Inequality After COVID
The COVID-19 pandemic has magnified inequalities between and across different groups and countries across the world. Effective social protection has been critical to the reduction of vulnerability. However, as many countries struggle to provide universal healthcare, the outbreak of COVID-19 has put pressure on healthcare systems globally. This has seen governments redirecting fiscus towards curtailing the effects of the pandemic, including in countries where healthcare systems are under-resourced and poorly staffed.

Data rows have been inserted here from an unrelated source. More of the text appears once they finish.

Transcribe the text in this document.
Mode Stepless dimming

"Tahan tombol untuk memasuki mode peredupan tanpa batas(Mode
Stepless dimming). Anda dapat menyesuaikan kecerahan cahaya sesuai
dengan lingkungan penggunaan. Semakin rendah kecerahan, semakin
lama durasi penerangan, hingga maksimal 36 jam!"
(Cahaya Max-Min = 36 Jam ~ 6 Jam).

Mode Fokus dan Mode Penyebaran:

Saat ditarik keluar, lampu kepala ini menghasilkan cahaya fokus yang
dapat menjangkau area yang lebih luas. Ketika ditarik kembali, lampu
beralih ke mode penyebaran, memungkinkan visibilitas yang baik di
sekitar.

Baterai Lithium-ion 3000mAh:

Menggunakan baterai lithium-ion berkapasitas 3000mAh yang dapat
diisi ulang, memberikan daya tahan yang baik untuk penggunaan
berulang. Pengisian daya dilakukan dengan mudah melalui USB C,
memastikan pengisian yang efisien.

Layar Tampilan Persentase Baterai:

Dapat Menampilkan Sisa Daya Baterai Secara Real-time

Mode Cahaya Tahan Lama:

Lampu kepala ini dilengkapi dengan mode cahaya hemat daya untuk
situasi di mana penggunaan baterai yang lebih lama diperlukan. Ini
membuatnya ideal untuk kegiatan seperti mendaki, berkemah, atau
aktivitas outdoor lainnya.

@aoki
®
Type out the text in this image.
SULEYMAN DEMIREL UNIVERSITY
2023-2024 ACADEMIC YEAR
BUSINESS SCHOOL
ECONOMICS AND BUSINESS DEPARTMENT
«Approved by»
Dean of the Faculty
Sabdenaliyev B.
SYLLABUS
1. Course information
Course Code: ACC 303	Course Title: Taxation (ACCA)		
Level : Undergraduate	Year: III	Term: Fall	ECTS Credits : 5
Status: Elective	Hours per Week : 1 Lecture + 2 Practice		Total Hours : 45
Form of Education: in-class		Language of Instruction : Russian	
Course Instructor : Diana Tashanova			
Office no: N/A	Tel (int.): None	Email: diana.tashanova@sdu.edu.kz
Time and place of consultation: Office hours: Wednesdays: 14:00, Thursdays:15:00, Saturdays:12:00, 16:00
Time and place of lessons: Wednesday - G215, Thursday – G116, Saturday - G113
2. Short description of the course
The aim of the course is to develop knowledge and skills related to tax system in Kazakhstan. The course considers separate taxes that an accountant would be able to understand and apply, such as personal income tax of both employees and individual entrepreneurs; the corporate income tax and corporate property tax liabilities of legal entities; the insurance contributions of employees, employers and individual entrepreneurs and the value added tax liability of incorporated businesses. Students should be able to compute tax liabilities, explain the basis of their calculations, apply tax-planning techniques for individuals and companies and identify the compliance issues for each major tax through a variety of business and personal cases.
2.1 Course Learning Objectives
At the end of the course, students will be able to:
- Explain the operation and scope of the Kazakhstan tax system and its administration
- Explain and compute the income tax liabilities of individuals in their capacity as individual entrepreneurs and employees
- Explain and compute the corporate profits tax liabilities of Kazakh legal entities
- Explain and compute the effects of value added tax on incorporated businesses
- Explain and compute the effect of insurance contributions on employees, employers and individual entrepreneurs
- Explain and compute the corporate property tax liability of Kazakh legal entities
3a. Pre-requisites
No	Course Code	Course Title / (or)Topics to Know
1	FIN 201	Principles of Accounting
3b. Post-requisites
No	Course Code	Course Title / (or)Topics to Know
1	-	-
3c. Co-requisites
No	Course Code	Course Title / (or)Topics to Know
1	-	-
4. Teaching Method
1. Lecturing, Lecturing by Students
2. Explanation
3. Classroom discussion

So far as we know, COVID-19 is markedly more dangerous for older people. Higher proportions of serious, critical and fatal COVID-19 are also observed among those suffering from certain other diseases such as diabetes, hypertension, and pre-existing heart disease. On the other hand, certain population groups are disproportionately impacted by economic and social disruption caused both by the disease itself and measures that are taken in an effort to curtail its spread. These include groups already marginalised by pre-existing structural inequalities among others: women and children, the elderly; racial, ethnic and religious minorities; People Living with HIV/AIDS (PLWHA); Persons with Disabilities (PWD) (physical and/or mental); and migrants, refugees and asylum-seekers. Not all of these people are not at high risk from COVID-19 itself, while many people who are at risk from COVID-19 are not in this group. In particular, the very strong age-related gradient in risk of serious, critical and fatal COVID-19 means that the wealthier populations, which tend to be older, are over-represented among the groups at highest direct risk from COVID-19. Conversely, the poorer and thus younger a population is, the less at risk it tends to be from COVID-19, but the more at risk from disruption to economies, societies and health services created by the disease and associated response measures.
The world is more unequal than any single country. According to an Oxfam’s 2020 report titled, Time to Care: Unpaid and Underpaid Care Work and the Global Inequality Crisis, the world’s 2,153 billionaires have more wealth than 60% of the global population; and the 22 richest men in the world have more wealth than all the women in Africa. With closure of schools, many girls and children from low-income households have been affected, and some may not be able to go back to schools. Lockdown regulations restricting mobility have affected activities of younger workers as well as those in precarious types of employment. As rates of relative deprivation increase, states have introduced cash-based assistance and other forms of social support. Migrants have been responded to negatively across the world – Chinese descendants have reported xenophobia, with their businesses attacked; and African migrants in China have also have also suffered the same fate. COVID-19 has been seen the rise of right-wing nationalist-populist governments. On the other hand, the pandemic has also underscored the way that individual fates are intertwined in public health, and the necessity of strong public healthcare provision for responding to collective threats. It is fair to surmise that universal healthcare may in future be elevated in a number of countries’ policy priorities.
This webinar will explore the various issues concerning inequality that COVID-19 has highlighted as well as those created by the response to the disease. How should nation-states strengthen public health systems for future threats of this kind? Will conditions for precarious workers change post-pandemic? Governments will, for the short term at least, want to find alternative ways in which to support livelihoods, on pain of widespread malnutrition or even famine. How they are going to respond to increased deprivation? Will governments be able to fund these interventions? Will loans from international lenders come with conditions that may impact such schemes? How will COVID-19 influence migration regulation and border management, and ultimately, how are governments going to achieve a more inclusive society in which the respect for human rights for all will be achieved? Fundamentally, are there choices we can make now, as nations and a world, that will reduce the inequality and the hardship that falls on those at the bottom of the global pile?